Natural Curiosity
Natural Curiosity
The uncanny assemblages that Chicago artist Jessica Joslin builds out of materials such as antique chandeliers, velvet, and old gloves often evoke the Victorian era and its zeal for natural history and arcane technology. Theodora appears thoroughly mechanical yet ready to take flight at any moment.
How does Chicago artist Dolan Geiman describe his aesthetic? As “contemporary art with a Southern accent,” an apt way to introduce his menagerie of animal assemblages influenced by his childhood on a Virginia farm and work as a Forest Service naturalist.
For sculptural works such as Mamont, made of walnut, Laura Buchan draws inspiration from creatures both living and extinct – in this case, an octopus and a woolly mammoth.
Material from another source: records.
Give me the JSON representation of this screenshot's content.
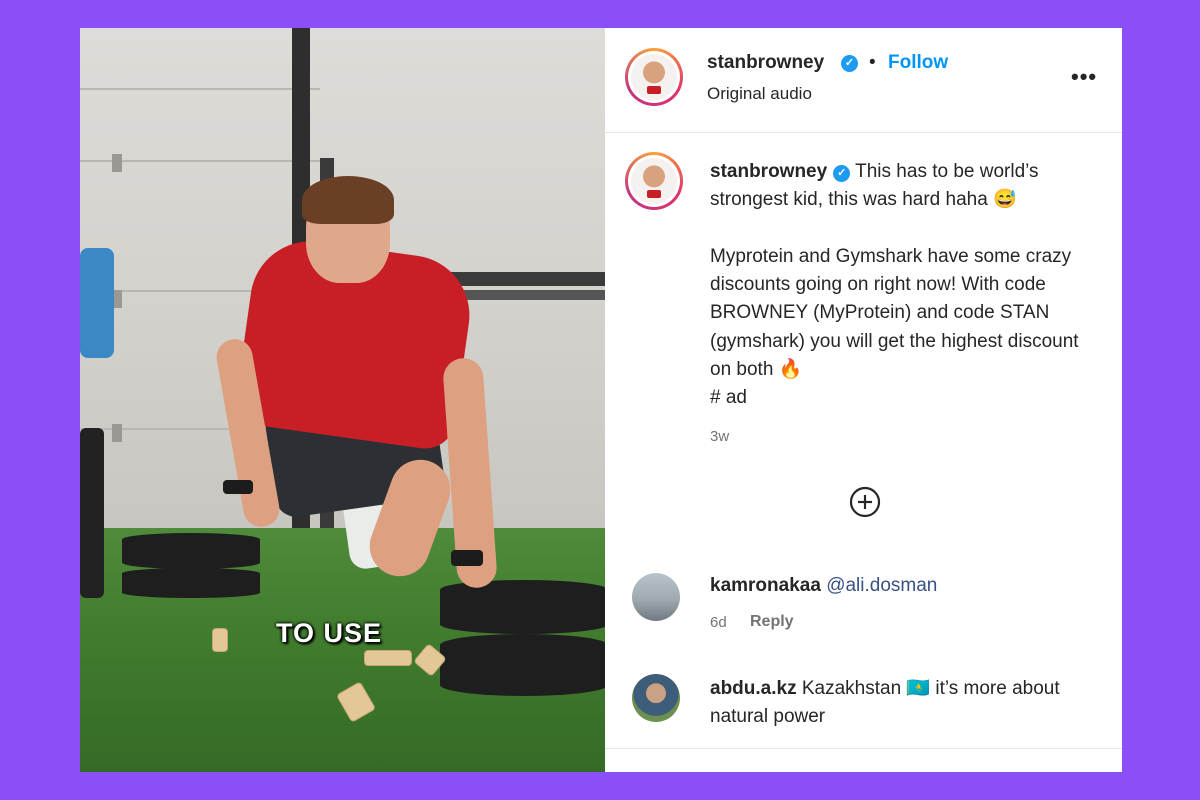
{
  "post": {
    "username": "stanbrowney",
    "follow_label": "Follow",
    "separator": "•",
    "audio_label": "Original audio",
    "more_label": "•••"
  },
  "video": {
    "overlay_text": "TO USE"
  },
  "caption": {
    "username": "stanbrowney",
    "text": " This has to be world’s strongest kid, this was hard haha 😅\n\nMyprotein and Gymshark have some crazy discounts going on right now! With code BROWNEY (MyProtein) and code STAN (gymshark) you will get the highest discount on both 🔥\n# ad",
    "time": "3w"
  },
  "comments": [
    {
      "username": "kamronakaa",
      "mention": "@ali.dosman",
      "text": "",
      "time": "6d",
      "reply_label": "Reply"
    },
    {
      "username": "abdu.a.kz",
      "mention": "",
      "text": " Kazakhstan 🇰🇿 it’s more about natural power",
      "time": "",
      "reply_label": ""
    }
  ],
  "colors": {
    "background": "#8a4ff7",
    "follow_blue": "#0095f6",
    "verified_blue": "#1d9bf0"
  },
  "icons": {
    "verified": "verified-badge-icon",
    "add_comments": "plus-circle-icon",
    "more": "more-horizontal-icon"
  }
}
The artist, who lives in Portland, Oregon, chooses these juxtapositions to draw attention to issues such as dwindling biodiversity and mass extinction.
To create big, botanical beauties such as these 26-inch chrysanthemums, San Francisco artist Tiffanie Turner works with heavy-gauge Italian crepe paper, a material that provides ample ways to express the ephemeral life of a flower, from full bloom to eventual decay.
By some estimates, there are between 25,000 and 30,000 species of orchids. Seattle glass artist Debora Moore has traveled the world to study this mesmerizing family of flowers and re-imagines their elegance in work such as her Gigantica series, which is influenced by the symbiotic relationship between orchids and insects.
Inspired by the folk tales he grew up with, self-taught Yorkshire artist Mister Finch creates whimsical insects and other critters from forgotten scraps of fabric. Each work is a “storytelling creature,” says the artist, “for people who are also a little lost, found, and forgotten.” This moth appears in his recently published book Mister Finch: Living in a Fairytale World (Glitterati Incorporated).
Is it a piece of wood? Or a functional teapot? In the work of North Carolina ceramist Eric Serritella, clay intimately mimics the nuances of birch bark, weathered logs, and even charred tree limbs. Serritella wants his work to foster environmental awareness and encourage viewers to “walk with softer steps.”